Interventions for many students have historically taken the form of punitive measures, including suspensions or expulsions. But today’s educators recognize there can be more effective — and proactive — approaches.

“We focus so much on behavior modification,” says Dr. Pedro Noguera, founder for the Center for the Transformation of Schools at UCLA. “You know what we don’t focus on enough? Academic engagement. You want to raise achievement and lower discipline problems? Improve academic engagement.”

An image of Orange County Superintendent Al MijaresDr. Noguera was among several distinguished speakers who participated in a recent forum hosted by OCDE in partnership with Latino Youth Leadership Orange County to address the needs of underrepresented students, particularly young men of color.
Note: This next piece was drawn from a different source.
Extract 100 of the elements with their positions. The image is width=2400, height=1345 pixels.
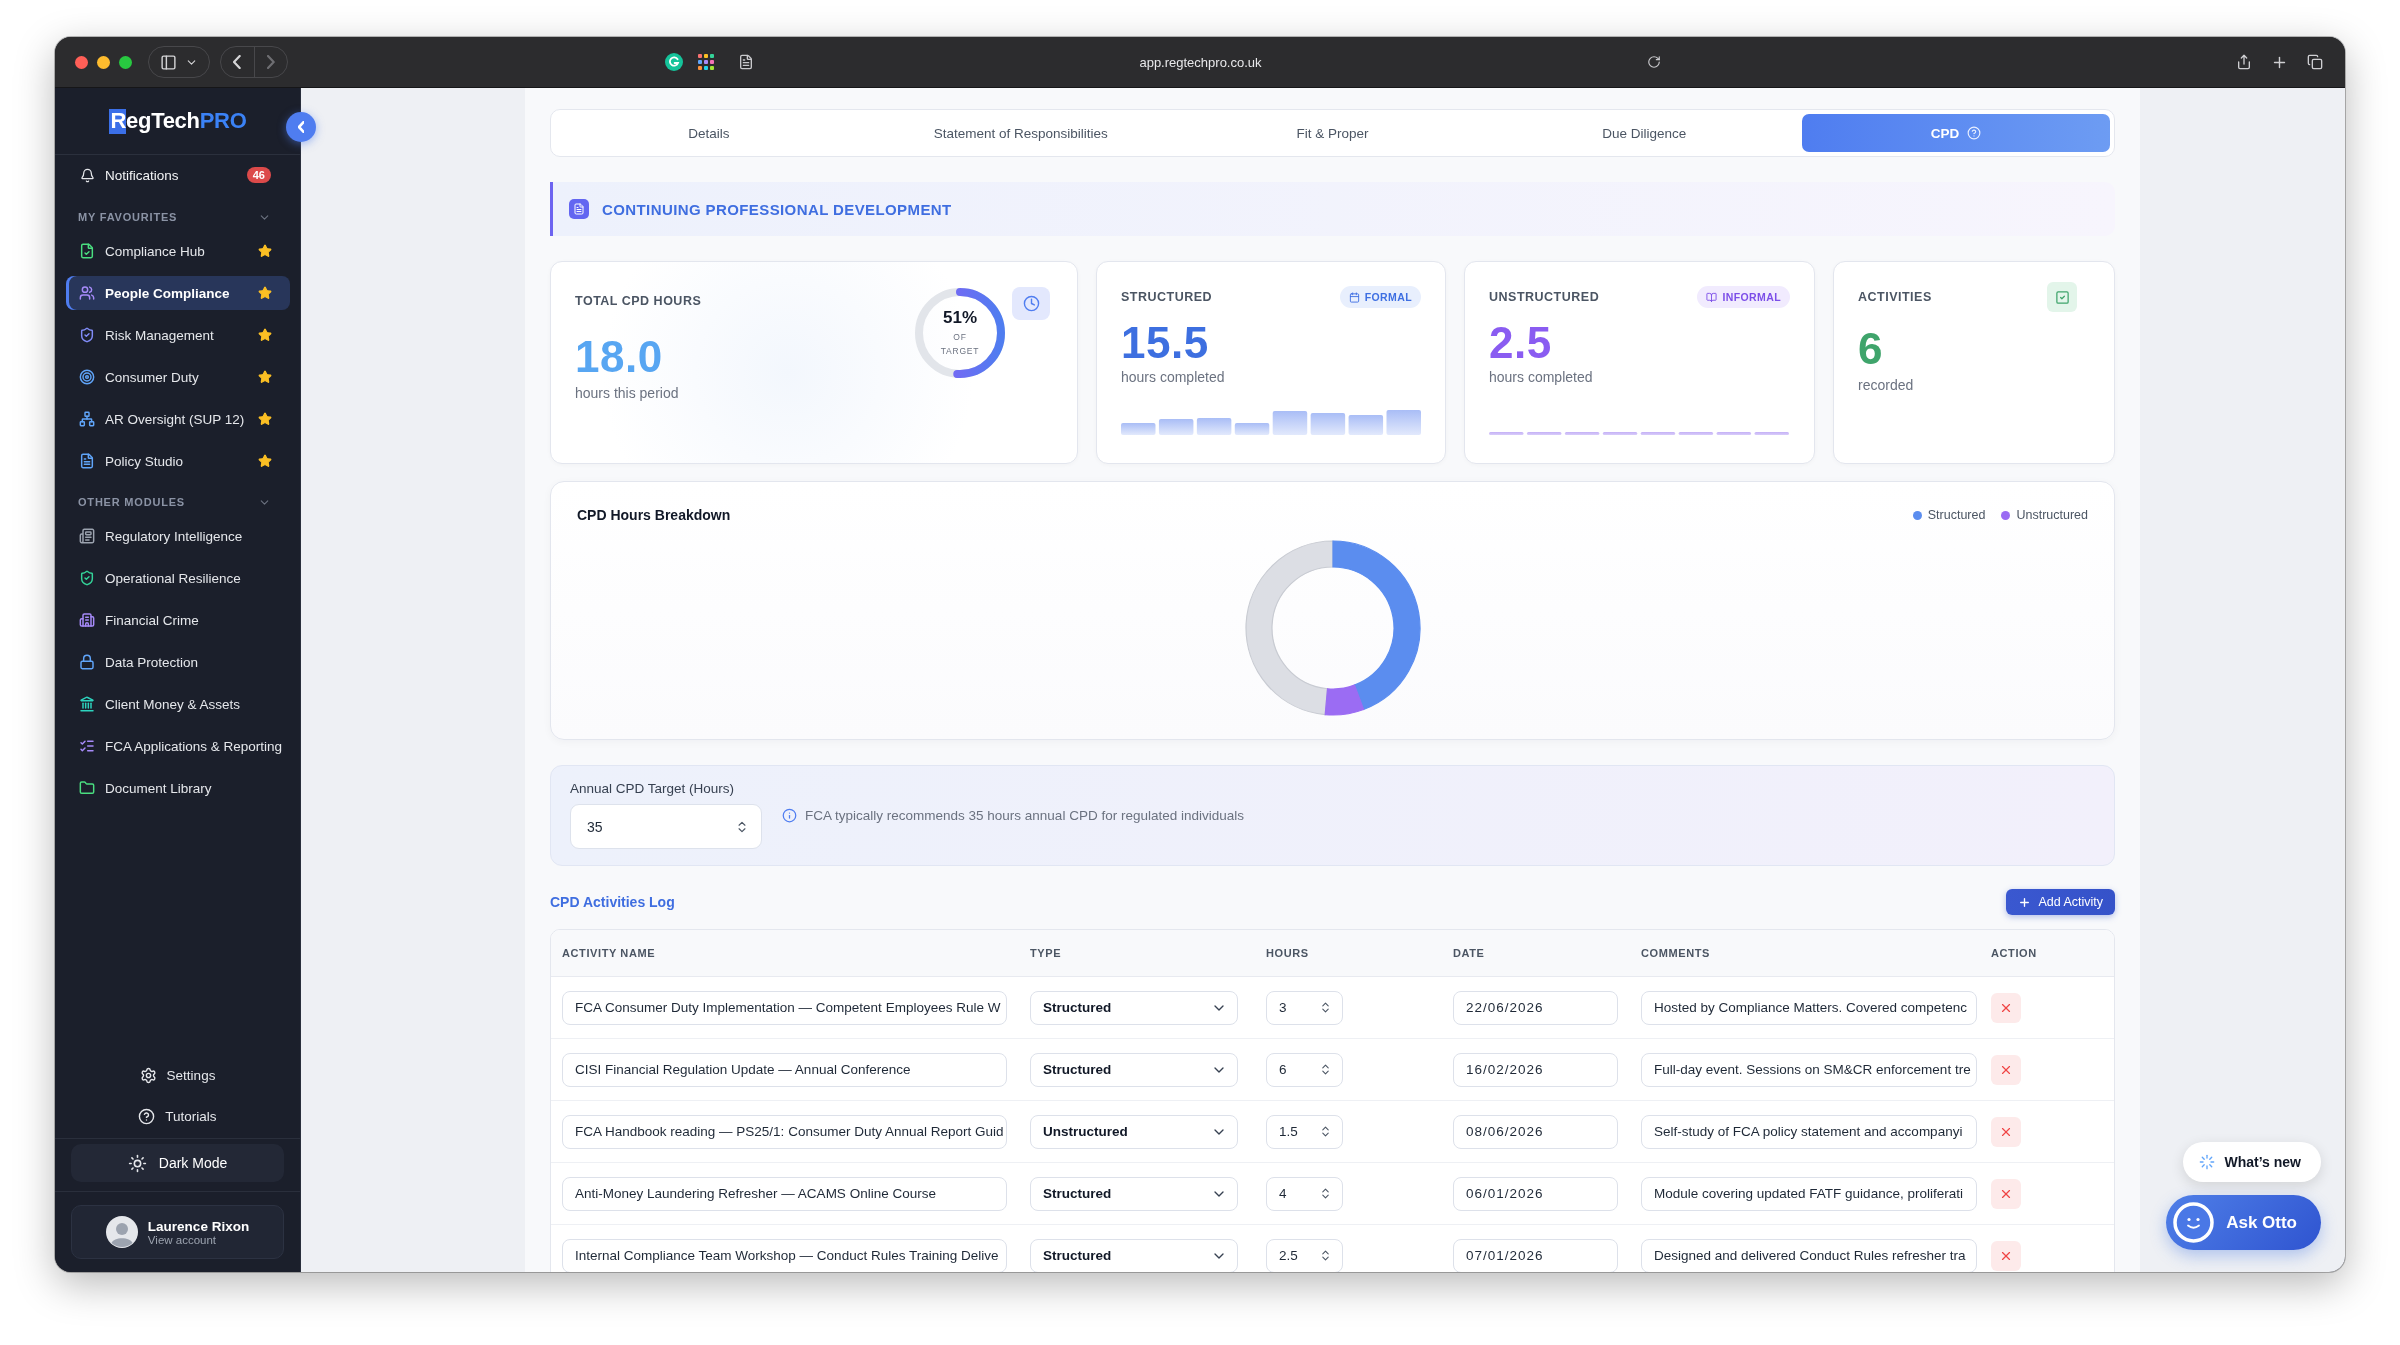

Attended by more than 500 educational leaders, the Know My Name, Face and Story: Saving Our Most Vulnerable Boys and Young Men conference on May 2 also featured Dr. Shaun Harper, professor and executive director of the Race and Equity Center at USC, and Dr. Victor Rios, professor of sociology at UC Santa Barbara.

Their presentations contributed to a larger conversation that’s been taking place about the systemic causes of achievement gaps and the cycles of poverty and despair that have persisted for generations.

Disengagement and underachievement affect a large percentage of students across all racial and ethnic groups. But these conditions are most acute for African-American and Latino students who are more likely to be impacted by economic instability. Moreover, boys have dropped precipitously in their academic attainment when compared to girls.

It doesn’t have to be this way. Orange County educators are embracing their capacity to be change-agents and advocates for our most vulnerable populations, cultivating traits such as resilience, grit and a growth mindset. This starts with understanding the stories, needs and traumas of those who walk through our doors.

OCDE is well-positioned to support this work, as we have long prioritized accepting and educating the whole child in inclusive learning environments.

Three years ago our department was tapped by the state to help school systems implement the California Multi-Tiered System of Support framework. Based on the theme “All Means All,” MTSS aligns new and existing strategies to meet students’ academic, behavioral and social-emotional needs, providing core supports for all, additional assistance for some, and targeted interventions for those with the greatest needs.

In his presentation on May 2, Dr. Noguera offered suggestions for how to more proactively support underachieving students, including interventions at earlier ages. But he and his fellow speakers also discussed shifting our perspectives to see the strengths of all students rather than their deficits.

“The future of this country is going to be determined by what happens in its schools,” he said. “I’ve been doing this work for over 30 years now. I’m still optimistic about the possibilities. I’m optimistic because I get to see places where good work is happening.”

Orange County schools are doing exceptional work promoting the five Cs of critical thinking, communication, collaboration, creativity and character, which are essential building-blocks for increasingly complex educational systems and careers. But these lessons must be part of a larger framework that helps educators understand the unique needs of each student, including past traumas and present realities.

Through MTSS and the many training opportunities offered by OCDE, we are striving to equip educators at all levels with best practices and effective strategies that underscore our collective commitment to teaching students, rather than subjects.